Whether you're visiting for a romantic weekend, a business trip or a fun holiday, Restscene has a variety of hotels for you to book from. Visit our website for more booking options.
Food and Drink
It's probably fair to say that Dutch cuisine is not world-renowned, but Amsterdam, it's capital city, is home to some mouth-watering treats – yes. From authentic Amsterdam street food "war fries" to "wrong coffee", here are our top 10 things to try in Amsterdam.
- Pancakes: Dutch pancakes (pannekoeken) are simple to make and can be topped or filled with a variety of options, everything from cheese and bacon to banana and chocolate sauce. Thinner than American pancakes, but still thicker than French crêpes, they are often eaten as a main course and frequently served at children’s parties.
- Fries: You can’t go wrong with a decent portion of fries, and Amsterdam has no shortage of places where you can indulge in this crowd favorite. For an authentic Dutch experience, order a patatjeoorlog, or “war fries”, served with Dutch mayonnaise (creamier and a tad sweeter than other varieties), raw onions and Indonesian satay sauce (a thick peanut sauce with a spicy kick).
- Croquettes (Krokets): Dutch croquettes, or krokets, are a textural marvel: crunchy on the outside and deliciously smooth on the inside.
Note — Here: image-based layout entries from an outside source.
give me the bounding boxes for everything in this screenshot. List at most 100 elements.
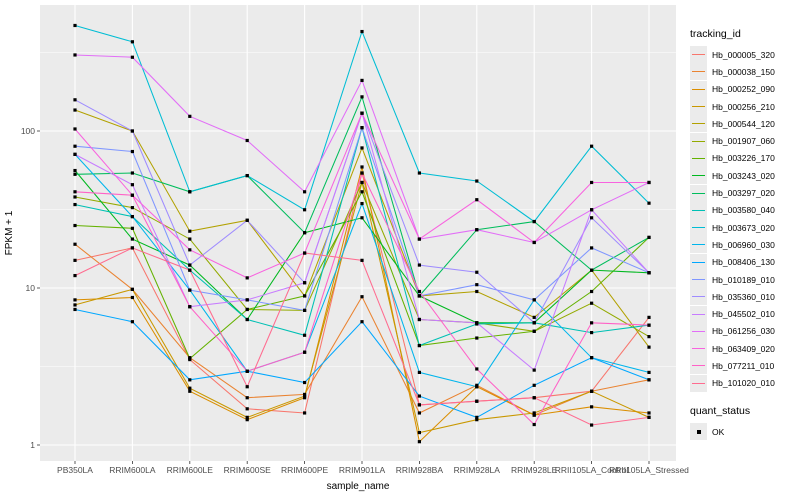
data-point [188,114,192,118]
data-point [647,378,651,382]
data-point [130,295,134,300]
legend-entry-label: Hb_000256_210 [712,101,775,112]
data-point [188,288,192,292]
data-point [417,294,421,298]
data-point [73,195,77,199]
legend-entry-label: Hb_000252_090 [712,84,775,95]
data-point [73,242,77,246]
data-point [303,231,307,235]
data-point [245,369,249,373]
legend-line-swatch [690,167,707,185]
legend-line-swatch [690,357,707,375]
data-point [647,201,651,205]
data-point [130,237,134,241]
data-point [590,289,594,294]
data-point [475,336,479,340]
legend-entry: Hb_061256_030 [690,322,798,340]
data-point [188,268,192,272]
line-swatch-icon [692,123,705,125]
data-point [73,303,77,307]
legend-line-swatch [690,219,707,237]
data-point [532,413,536,417]
legend-entry: Hb_010189_010 [690,271,798,288]
data-point [647,323,651,327]
data-point [188,389,192,393]
data-point [532,329,536,333]
data-point [647,235,651,240]
data-point [532,240,536,245]
x-tick-label: RRIM928BA [396,465,444,475]
data-point [417,370,421,375]
data-point [532,298,536,302]
x-tick-label: RRIM600LA [109,465,156,475]
line-swatch-icon [692,192,705,194]
data-point [188,248,192,252]
legend-line-swatch [690,80,707,98]
data-point [73,273,77,278]
line-swatch-icon [692,71,705,73]
x-tick-label: RRII105LA_Control [555,465,629,475]
quant-label: OK [712,426,725,437]
legend-entry: Hb_000252_090 [690,80,798,98]
data-point [73,127,77,131]
data-point [73,168,77,173]
data-point [417,440,421,444]
line-swatch-icon [692,140,705,142]
black-square-icon [696,429,701,434]
data-point [360,29,364,34]
ok-point-swatch [690,423,707,441]
data-point [360,165,364,169]
legend-line-swatch [690,115,707,133]
data-point [417,317,421,322]
line-swatch-icon [692,209,705,211]
data-point [532,383,536,387]
legend: tracking_id Hb_000005_320 Hb_000038_150 Hb… [690,28,798,441]
legend-entry-label: Hb_101020_010 [712,378,775,389]
legend-entry: Hb_101020_010 [690,374,798,392]
data-point [647,271,651,275]
data-point [360,258,364,262]
data-point [475,270,479,274]
data-point [417,394,421,398]
x-tick-label: RRIM901LA [339,465,386,475]
data-point [360,171,364,175]
legend-entry: Hb_008406_130 [690,253,798,271]
data-point [590,268,594,272]
data-point [130,287,134,291]
data-point [590,423,594,427]
line-swatch-icon [692,54,705,56]
x-tick-label: RRIM600SE [224,465,272,475]
data-point [303,394,307,398]
legend-entries: Hb_000005_320 Hb_000038_150 Hb_000252_090 H… [690,46,798,392]
data-point [360,320,364,324]
data-point [188,263,192,267]
data-point [360,146,364,150]
quant-legend-title: quant_status [690,404,751,417]
data-point [130,129,134,133]
data-point [130,40,134,44]
data-point [303,190,307,194]
data-point [475,418,479,422]
data-point [532,368,536,372]
data-point [303,208,307,212]
legend-entry-label: Hb_003226_170 [712,153,775,164]
line-swatch-icon [692,296,705,298]
legend-entry-label: Hb_003580_040 [712,205,775,216]
data-point [475,179,479,183]
data-point [245,307,249,312]
data-point [590,246,594,250]
data-point [303,308,307,312]
legend-entry-label: Hb_003673_020 [712,222,775,233]
data-point [417,411,421,415]
legend-entry-label: Hb_000005_320 [712,49,775,60]
data-point [417,343,421,348]
data-point [532,219,536,224]
data-point [73,98,77,102]
data-point [590,301,594,305]
data-point [73,307,77,312]
line-swatch-icon [692,157,705,159]
data-point [417,263,421,267]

Traditionally created as a way of using leftover meat, the dish exploded in popularity during WWII. Krokets typically contain beef (rundvleeskroket) but can include anything from vegetables to prawns.
- Stamppot: No Dutch winter is complete without a hearty stamppot. Commonly made from potatoes mashed withvegetables such as cabbage, endive or spinach, and paired with smoked sausage, this dish will please your palate. Originally regarded as peasant food, Dutch families across the country now eat stamppot with great gusto.
- Herring: Slippery, salty and fishy, herring may not be on everyone’s must-try list. For the Dutch, however, herring is more than just a pickled snack, it’s a way of life. Fishmongers and fish stand throughout the city often sell the delicacy with a generous helping of raw onions. There’s only one way to eat it: grab it by the tail, tip your head back and gobble it down.
- Brunch: From quirky, independent cafés to boat-based eateries, enjoying brunch in Amsterdam is an experienceunlike any other. The city’s millennials have turned it into a weekend ritual. With a wide variety of food, from eggs and avocados to pancakes and porridge, the city caters to everyone during this tempting time of day.
- Apple pie (appeltaart): Apple pie is as traditional as Dutch cuisine comes, tracing its existence back to the Middle Ages. Made with a lattice upper crust and usually served with ice cream or whipped cream, a slice of appeltaart is the perfect afternoon indulgence.
- Stroopwafels: One of the most popular and well-loved Dutch sweets is the humble yet delicious stroopwafel, or “syrup waffle”. The oldest known recipe is attributed to Gerard Kamphuisen, a baker from Gouda who recorded his tasty invention in 1840. Stroopwafels are now enjoyed around the world and make a scrumptious addition to a cup of coffee or tea.
- Coffee: Amsterdam runs on coffee. The Dutch love this bitter black liquid so much that, on average, they drink about 8.4kg per capita, and the city boasts enough cafés and coffee houses to keep any caffeine addict happy.
- Beer: The Dutch are beer connoisseurs, and their capital city is awash with local specialties such as Amstel, Heineken, and Brouwerij ‘t IJ. Ask for a biertje and you’ll get a small glass of beer with a decent sized head. This foamy layer protects the beer from becoming too oxidized and losing its flavor.